Marching Through March

Heads down, comfort food intake up, the march through March is a dreary one here in Vermont. A few weeks ago, we were fortunate enough to have a few days of warm weather that resulted in an early mud season and a far too early appetite for Spring. One morning we sat outside in the snowy/icy/muddy driveway with cups of coffee and let some sun on our face. The rest of our day was perfect only because of that glorious half hour. 


Now, we find ourselves with a brand new foot of snow covering our hills and town and everything.  The promises of sun and seedlings are ever present motivation to wait for May. But when March delivers two helpings of Nor' Easter in a week, life gets suddenly demoralized and the farmers feel like they are stuck in a time warp. Every day Charlie goes outside to work on the building of our little greenhouse, but it's starting to feel like warm days will never come.

The ducks, however, are none the wiser. Having learned what the outside was for the first time in mid-November, they have yet to discover what warmth feels like. They happily wiggle in and out of their house all day long, tunneling their beaks into the snow and squawking the day away in absolute merriment. We, however, cannot wait to have them out on pasture, eating grass and bugs to their heart's content. 
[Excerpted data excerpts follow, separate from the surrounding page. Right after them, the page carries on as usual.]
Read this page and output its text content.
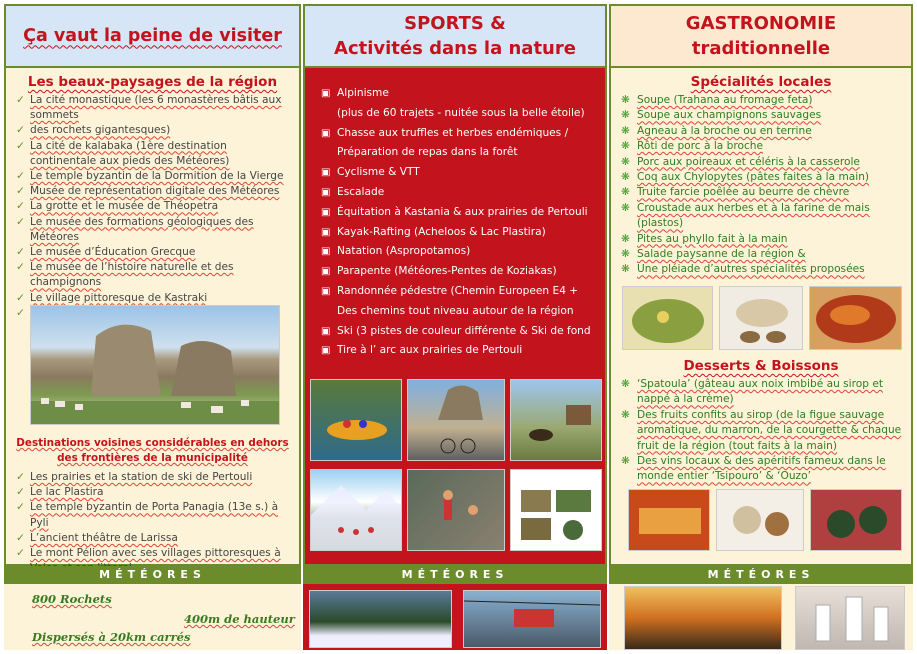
Ça vaut la peine de visiter
Les beaux-paysages de la région
✓ La cité monastique (les 6 monastères bâtis aux sommets
✓ des rochets gigantesques)
✓ La cité de kalabaka (1ère destination continentale aux pieds des Météores)
✓ Le temple byzantin de la Dormition de la Vierge
✓ Musée de représentation digitale des Météores
✓ La grotte et le musée de Théopetra
✓ Le musée des formations géologiques des Météores
✓ Le musée d’Éducation Grecque
✓ Le musée de l’histoire naturelle et des champignons
✓ Le village pittoresque de Kastraki
✓
SPORTS &
Activités dans la nature
▣ Alpinisme
(plus de 60 trajets - nuitée sous la belle étoile)
▣ Chasse aux truffles et herbes endémiques /
Préparation de repas dans la forêt
▣ Cyclisme & VTT
▣ Escalade
▣ Équitation à Kastania & aux prairies de Pertouli
▣ Kayak-Rafting (Acheloos & Lac Plastira)
▣ Natation (Aspropotamos)
▣ Parapente (Météores-Pentes de Koziakas)
▣ Randonnée pédestre (Chemin Europeen E4 +
Des chemins tout niveau autour de la région
▣ Ski (3 pistes de couleur différente & Ski de fond
▣ Tire à l’ arc aux prairies de Pertouli
GASTRONOMIE
traditionnelle
Spécialités locales
❋ Soupe (Trahana au fromage feta)
❋ Soupe aux champignons sauvages
❋ Agneau à la broche ou en terrine
❋ Rôti de porc à la broche
❋ Porc aux poireaux et céléris à la casserole
❋ Coq aux Chylopytes (pâtes faites à la main)
❋ Truite farcie poêlée au beurre de chèvre
❋ Croustade aux herbes et à la farine de mais (plastos)
❋ Pites au phyllo fait à la main
❋ Salade paysanne de la région &
❋ Une pléiade d’autres spécialités proposées
Destinations voisines considérables en dehors des frontières de la municipalité
✓ Les prairies et la station de ski de Pertouli
✓ Le lac Plastira
✓ Le temple byzantin de Porta Panagia (13e s.) à Pyli
✓ L’ancient théâtre de Larissa
✓ Le mont Pélion avec ses villages pittoresques à
Desserts & Boissons
❋ ‘Spatoula’ (gâteau aux noix imbibé au sirop et nappé à la crème)
❋ Des fruits confits au sirop (de la figue sauvage aromatique, du marron, de la courgette & chaque fruit de la région (tout faits à la main)
❋ Des vins locaux & des apéritifs fameux dans le monde entier ‘Tsipouro’ & ‘Ouzo’
MÉTÉORES	MÉTÉORES	MÉTÉORES
800 Rochets
400m de hauteur
Dispersés à 20km carrés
We have been trying, in earnest, to entertain ourselves through this gray month. We attended our first town meeting and voted for a few things. We have 6 measly taps on a group of sugar maples high up in the hill. Every day that the temperature breaks 32 degrees one of us hauls some buckets up there to collect the sap and let the weight pull us back down. We boiled on our old wood stove this past weekend and produced TWO WHOLE PINTS of syrup! Thanks to our friends for letting us borrow their syrup thermometer - a tool we desperately needed. And when we're feeling particularly resentful of our cabin fever, we strap on some heavy boots and carry our skis up the hill to do a run or too. It clears some of that stale energy that tends to gather in your veins all winter.